I went in and did my business, dropped the rest of my clothes on the floor, and then went back to open the door for Lana and Perry. He was surprised to see me naked; I knew he would be. With some men, maybe all men, my sexuality gave me various advantages. Sometimes it was them wanting to take my clothes off; with others they were driven into a shell, seeing my body and not knowing whether to run or to scream.

When I bent over to turn on the bathwater I’m sure Perry looked away.

I took pity on him and poured bubble-bath gel under the stream.

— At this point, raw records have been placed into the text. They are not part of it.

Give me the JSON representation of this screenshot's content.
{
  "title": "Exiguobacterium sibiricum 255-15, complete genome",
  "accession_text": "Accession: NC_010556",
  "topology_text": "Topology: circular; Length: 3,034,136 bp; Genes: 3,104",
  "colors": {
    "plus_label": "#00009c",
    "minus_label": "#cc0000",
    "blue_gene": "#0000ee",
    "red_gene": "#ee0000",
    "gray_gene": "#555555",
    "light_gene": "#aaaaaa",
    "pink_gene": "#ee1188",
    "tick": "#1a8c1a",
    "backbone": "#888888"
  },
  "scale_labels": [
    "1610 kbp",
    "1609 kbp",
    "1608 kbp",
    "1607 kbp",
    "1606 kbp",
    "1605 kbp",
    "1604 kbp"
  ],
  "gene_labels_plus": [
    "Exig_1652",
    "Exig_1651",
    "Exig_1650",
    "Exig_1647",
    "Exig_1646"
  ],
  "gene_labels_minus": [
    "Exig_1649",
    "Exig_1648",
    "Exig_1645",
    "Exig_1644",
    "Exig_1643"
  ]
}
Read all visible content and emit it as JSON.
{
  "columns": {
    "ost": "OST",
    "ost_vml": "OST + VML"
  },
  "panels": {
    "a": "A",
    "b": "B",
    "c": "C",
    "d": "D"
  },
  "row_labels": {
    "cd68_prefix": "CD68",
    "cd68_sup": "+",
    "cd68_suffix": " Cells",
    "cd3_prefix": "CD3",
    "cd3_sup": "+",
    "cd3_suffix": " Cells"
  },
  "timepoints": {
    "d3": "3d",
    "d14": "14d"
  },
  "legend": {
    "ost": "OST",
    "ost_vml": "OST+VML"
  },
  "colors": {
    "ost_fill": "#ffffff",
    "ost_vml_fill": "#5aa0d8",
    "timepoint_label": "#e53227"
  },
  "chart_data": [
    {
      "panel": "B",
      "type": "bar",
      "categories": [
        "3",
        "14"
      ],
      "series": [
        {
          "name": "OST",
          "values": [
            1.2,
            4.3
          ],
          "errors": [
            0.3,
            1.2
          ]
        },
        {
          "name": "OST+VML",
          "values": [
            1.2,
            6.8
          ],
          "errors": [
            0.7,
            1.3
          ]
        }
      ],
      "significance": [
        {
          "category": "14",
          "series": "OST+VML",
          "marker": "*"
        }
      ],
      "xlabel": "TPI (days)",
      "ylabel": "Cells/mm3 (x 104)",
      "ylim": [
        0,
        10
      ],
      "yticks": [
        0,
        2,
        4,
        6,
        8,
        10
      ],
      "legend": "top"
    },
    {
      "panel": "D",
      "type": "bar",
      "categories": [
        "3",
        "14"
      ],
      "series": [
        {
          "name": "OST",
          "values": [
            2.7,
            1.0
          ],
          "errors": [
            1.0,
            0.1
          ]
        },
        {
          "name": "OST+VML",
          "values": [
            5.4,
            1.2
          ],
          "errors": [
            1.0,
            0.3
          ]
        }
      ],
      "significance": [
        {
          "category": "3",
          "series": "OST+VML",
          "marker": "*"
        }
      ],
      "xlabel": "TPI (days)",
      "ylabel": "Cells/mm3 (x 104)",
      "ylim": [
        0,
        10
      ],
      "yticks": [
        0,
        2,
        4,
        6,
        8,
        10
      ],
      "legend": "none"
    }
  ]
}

Then I climbed in to let the rising water and bubble line slowly hide my dark body.

“Is there any other reason you’re here, Officer?” I asked.

“Um,” the policeman uttered.

“What’s wrong with you, hon?” Lana asked. “Linda says that if you aren’t on the set by this afternoon she’s going to fire you.”

“Hm,” I mused. “How are you, Lana?”

“What?”

“How are you?”

“I understand that your husband’s dead and all, baby, but you have commitments.”

“Who’s that guy?” I said. “The carpenter that works on the sets on all Linda’s shoots?”

“Richie,” Lana answered, upset to be derailed from her line of questioning.

“Richie — that’s right. Call him and ask him to fix the window you guys broke. There’s an extra set of keys in the knife drawer in the kitchen. The security code for the alarm system is bilbo.”

The bubbles were rising quickly and so Perry chanced a glance in my direction.

“We’ve identified the woman who was with your husband,” he said.

“Oh?”

“Her name was Myrtle May. She was a minor from out near Barstow.”

“And how did she know my husband?”

“We haven’t figured that out yet.”

“Hm.”

“Myrtle’s mother told us that she found out about her daughter’s death from a black woman who came to her home in the late hours of the night a few days ago.”